Montgomery County and Loudoun County have become the latest D.C.-area jurisdictions to implement regulations and restrictions on home-sharing services like Airbnb, VRBO, HomeAway, and FlipKey.
Licensure, limits in Montgomery County regulations
In Montgomery County, the new rules, which took effect on July 1, allow the owners of homes or apartments in the county to rent out a bedroom or their entire home for periods of less than a month at a time. The practice — known as short-term rentals — was previously only allowed for licensed bed and breakfasts.
“The fundamental component is requiring that the person who wants to put their property or their room on one of the rental platforms must be the primary resident of that property,” said Pamela Dunn, the chief of functional planning and policy at the Maryland-National Capital Park and Planning Commission, which helped draw up the new regulations.
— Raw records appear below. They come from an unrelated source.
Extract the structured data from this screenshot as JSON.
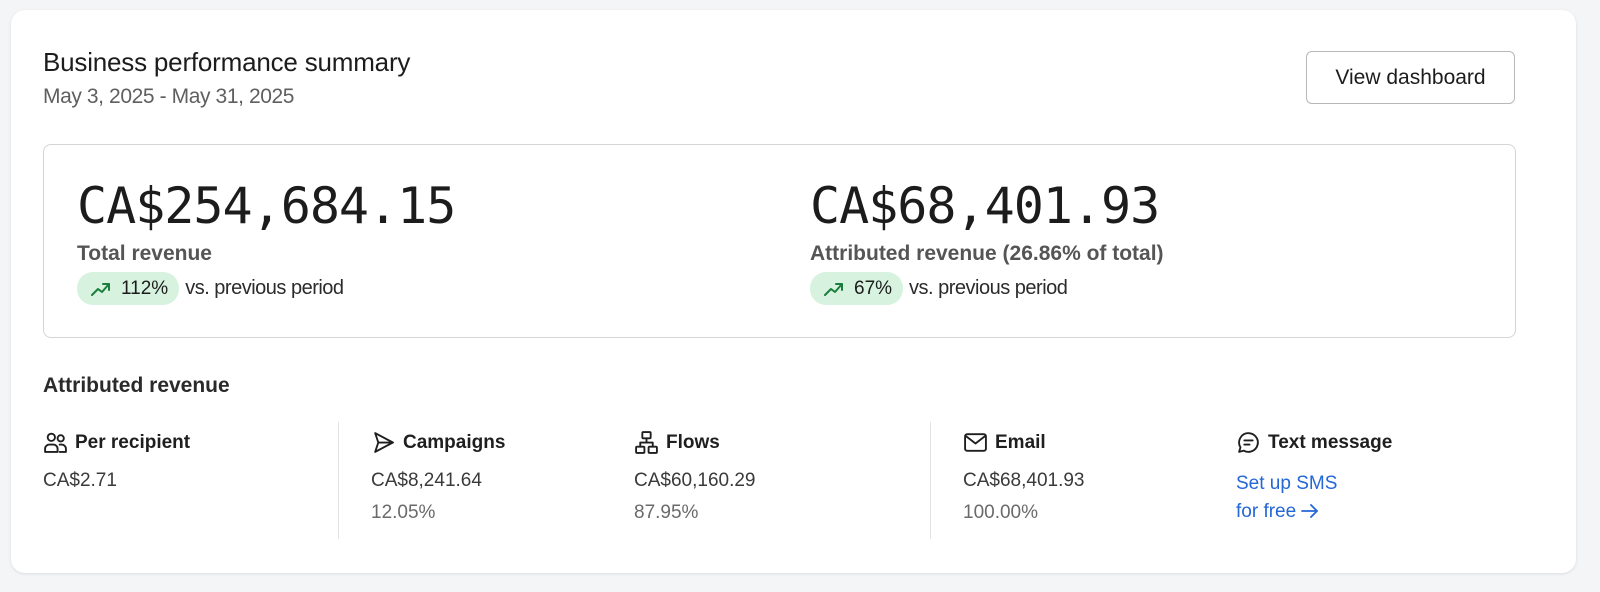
{
  "header": {
    "title": "Business performance summary",
    "date_range": "May 3, 2025 - May 31, 2025",
    "view_button_label": "View dashboard"
  },
  "summary": {
    "total": {
      "value": "CA$254,684.15",
      "label": "Total revenue",
      "change": "112%",
      "change_text": "vs. previous period",
      "trend_icon": "trending-up-icon"
    },
    "attributed": {
      "value": "CA$68,401.93",
      "label": "Attributed revenue (26.86% of total)",
      "change": "67%",
      "change_text": "vs. previous period",
      "trend_icon": "trending-up-icon"
    }
  },
  "attributed_section": {
    "title": "Attributed revenue",
    "per_recipient": {
      "label": "Per recipient",
      "value": "CA$2.71",
      "icon": "users-icon"
    },
    "campaigns": {
      "label": "Campaigns",
      "value": "CA$8,241.64",
      "percent": "12.05%",
      "icon": "send-icon"
    },
    "flows": {
      "label": "Flows",
      "value": "CA$60,160.29",
      "percent": "87.95%",
      "icon": "flows-icon"
    },
    "email": {
      "label": "Email",
      "value": "CA$68,401.93",
      "percent": "100.00%",
      "icon": "mail-icon"
    },
    "text_message": {
      "label": "Text message",
      "link_line1": "Set up SMS",
      "link_line2": "for free",
      "icon": "message-icon",
      "arrow_icon": "arrow-right-icon"
    }
  },
  "colors": {
    "positive_badge_bg": "#d7f3df",
    "positive_icon": "#1a7f3c",
    "link": "#2467d6"
  }
}
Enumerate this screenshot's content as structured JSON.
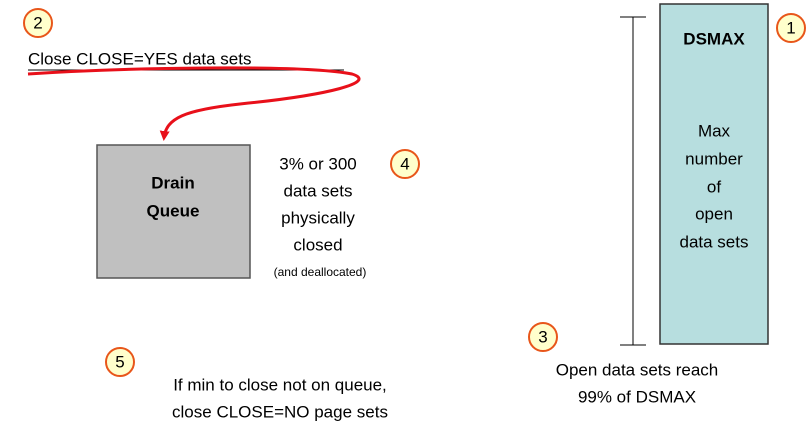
{
  "badges": [
    "1",
    "2",
    "3",
    "4",
    "5"
  ],
  "close_step": "Close CLOSE=YES data sets",
  "drain_queue": [
    "Drain",
    "Queue"
  ],
  "closed_note": {
    "lines": [
      "3% or 300",
      "data sets",
      "physically",
      "closed"
    ],
    "small": "(and deallocated)"
  },
  "fallback_note": [
    "If min to close not on queue,",
    "close CLOSE=NO page sets"
  ],
  "dsmax_box": {
    "title": "DSMAX",
    "lines": [
      "Max",
      "number",
      "of",
      "open",
      "data sets"
    ]
  },
  "threshold_note": [
    "Open data sets reach",
    "99% of DSMAX"
  ]
}
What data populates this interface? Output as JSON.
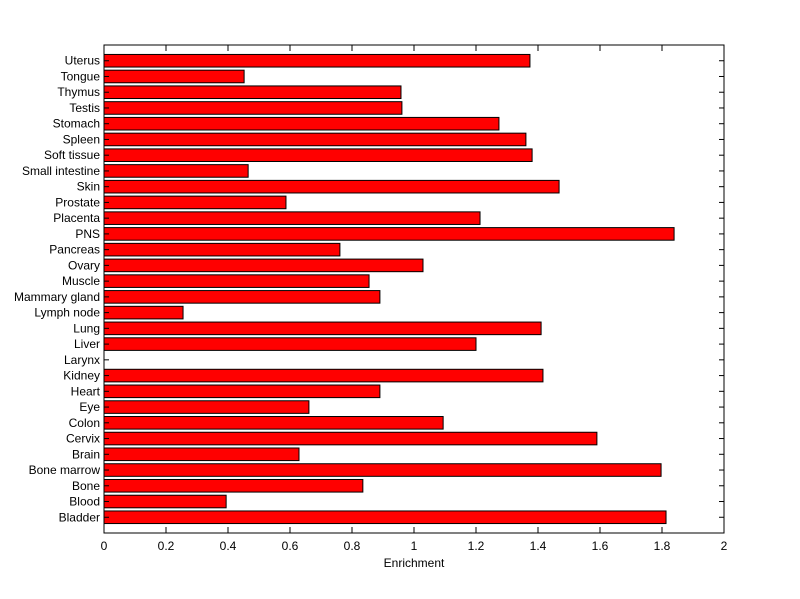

“It’s either the person that owns the house or the condo or who’s authorized to be the primary resident. So you can actually have someone who’s renting a house or renting a condo also be able to rent out a room or part of their abode,” she added.
And to prevent homeowners from becoming commercial Airbnb operators — especially if they own multiple properties — the new regulations in Montgomery County limit short-term rentals to 120 days per year if the owner is not present during the rental, but no such cap if the owner is present. So if you want to rent a bedroom in your house, you’re free to do so as much as you want while you’re present in the house; the cap only kicks in when you’re not.
The county’s new rules also require homeowners who want to put a bedroom or house on a home-sharing service to get a license, which costs $150.
But the new rules are not universal: homeowner associations can still prohibit home-sharing, as can incorporated municipalities in the county. So even though the new regulations are written into the county’s zoning code, the City of Gaithersburg, the Town of Garrett Park and the Town of Chevy Chase, to name a few, have already banned short-term rentals. Additionally, accessory dwelling units are not eligible for short-term rentals, and no more than six adults can stay in any one unit at a time.
“Airbnb appreciates that the Montgomery County Council engaged with our host community to pass clear rules for home sharing, and used host input to improve on the regulations,” said Airbnb spokeswoman Crystal Davis in an email.
Regional variations in regulations
Loudoun County’s rules, which also took effect on July 1, put fewer restrictions on home-sharing, but they do require homeowners who want to rent out bedrooms or full houses on any of the services to register with the county. Further regulations that will be developed in the future are expected to focus on “zoning, land use and public safety issues.”
The new rules on home-sharing in both Montgomery and Loudoun counties follow in the footsteps of Arlington County, which started regulating short-term rentals in early 2017, and Alexandria, which started earlier this year. All the jurisdictions also collect taxes for every stay booked on home-sharing services, usually equivalent to hotel occupancy taxes.
The most significant outlier on regulating home-sharing remains D.C., the single hottest market for short-term rentals in the region, with more than 4,400 hosts and 7,000 active rentals. (By comparison, Dunn says Montgomery County has between 600 and 800 rentals.) Last year, the D.C. Council debated a bill that would strictly regulate home-sharing in the city. D.C. already collects taxes on home-sharing. Critics say short-term rentals contribute to D.C.’s shortage of affordable housing, while proponents argue that home-sharing helps residents take in extra income that allows them to stay put.
Home-sharing services like Airbnb say they are willing to be regulated in D.C., but have pushed back on tight limits that would restrict how many days a year home-owners could rent out bedrooms or full homes. According to Council Chairman Phil Mendelson, the Council will take up the home-sharing bill again in the fall.